To be able to accompany our father while he was still alive to receive the CGM was a moment of great pride. Our family never knew the extent of sacrifice and bravery exhibited while fighting for a country who wouldn’t recognize them as American citizens. Despite the advanced age of the Nisei veterans, I was overwhelmed by the number who did attend the Ceremony. I sat with tears in my eyes listening to vets talk about their horrific experiences, recognizing that not one of our Nisei soldiers deserted or participated in treason against the United States. Their legacy of selflessness, honor, and bravery in the face of racism and denial of their American rights should forever be taught and remembered in history.

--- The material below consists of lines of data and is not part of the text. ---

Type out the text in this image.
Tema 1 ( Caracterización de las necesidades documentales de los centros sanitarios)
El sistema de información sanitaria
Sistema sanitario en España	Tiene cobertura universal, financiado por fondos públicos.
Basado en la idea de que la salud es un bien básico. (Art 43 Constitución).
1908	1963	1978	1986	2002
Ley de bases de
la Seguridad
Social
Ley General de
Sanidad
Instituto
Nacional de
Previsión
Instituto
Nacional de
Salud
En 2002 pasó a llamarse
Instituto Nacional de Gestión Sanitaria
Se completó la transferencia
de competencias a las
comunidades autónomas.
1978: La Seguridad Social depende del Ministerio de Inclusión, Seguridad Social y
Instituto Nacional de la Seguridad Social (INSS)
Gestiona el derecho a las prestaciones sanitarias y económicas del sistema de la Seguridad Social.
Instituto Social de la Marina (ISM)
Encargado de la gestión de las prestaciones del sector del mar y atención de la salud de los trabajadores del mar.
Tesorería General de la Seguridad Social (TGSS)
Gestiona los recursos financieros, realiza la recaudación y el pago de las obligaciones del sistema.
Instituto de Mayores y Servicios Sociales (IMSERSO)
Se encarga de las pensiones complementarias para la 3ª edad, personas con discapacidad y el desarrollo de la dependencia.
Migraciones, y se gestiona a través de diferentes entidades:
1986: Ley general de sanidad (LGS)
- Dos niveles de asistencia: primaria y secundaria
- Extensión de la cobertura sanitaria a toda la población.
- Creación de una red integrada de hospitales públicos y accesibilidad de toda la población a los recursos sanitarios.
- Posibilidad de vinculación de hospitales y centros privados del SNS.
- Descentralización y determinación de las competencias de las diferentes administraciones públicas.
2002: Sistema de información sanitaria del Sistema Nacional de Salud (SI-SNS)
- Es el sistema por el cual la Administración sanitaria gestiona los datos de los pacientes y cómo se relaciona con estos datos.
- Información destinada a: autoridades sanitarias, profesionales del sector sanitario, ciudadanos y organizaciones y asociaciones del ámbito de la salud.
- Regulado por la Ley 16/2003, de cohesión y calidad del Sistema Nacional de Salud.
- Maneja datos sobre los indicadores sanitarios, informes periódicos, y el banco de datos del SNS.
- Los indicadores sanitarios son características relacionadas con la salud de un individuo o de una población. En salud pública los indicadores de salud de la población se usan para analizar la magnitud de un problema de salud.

I was honored to attend the November 2, 2011 CGM Ceremony in Washington DC to receive the medals for my uncles, Frank Mitoshi Wada, E. Co and Ted Teruo Wada, K Co. Masayoshi Tsuida also from San Diego received his CGM with his wife Grace and other family members also attended the ceremony. Photo of Mas, Grace and grandsons. Sadly, Ted Wada passed away May 23, 2015, Mas passed away January 31, 2021, Frank Wada passed away June 14, 2021.

I was the co-chair of the San Diego CGM Ceremony on March 11, 2012 in San Diego. I was at the Capitol for the CGM ceremony on November 2, 2011 and received the CGM for my uncles, Frank Mitoshi Wada and Ted Teruo Wada. After I returned to SD from WA, I talked to several JA organizations in SD and asked for their help to present CGM to eligible veterans living in SD. With the help of the SD JACL, VFW Post 4851 and Japanese American Historical Society of SD, I was able to purchase CGM replicas from the US Mint and present 59 CGM to 442nd and MIS veterans. The CGM ceremony in SD was planned in less than 45 days and we had an overflow attendance of 540. Unfortunately, we were not able to get a group photo of all the recipients. Our photographer did take some photos of individual families.

Since the March 11, 2012 ceremony, I have personally present an additional 22 CGM to families of eligible veterans. I was provided an eligibility list from Jim Yamashita back in 2012 and communicated with him and Terry Shima on making sure I was presenting CGM to eligible veterans/families.

A truly beautiful and emotional ceremony long overdue.

The ceremony was very nice and well deserved for all the vets. Unfortunately my father passed away the year before. He would have felt honored to receive the medal.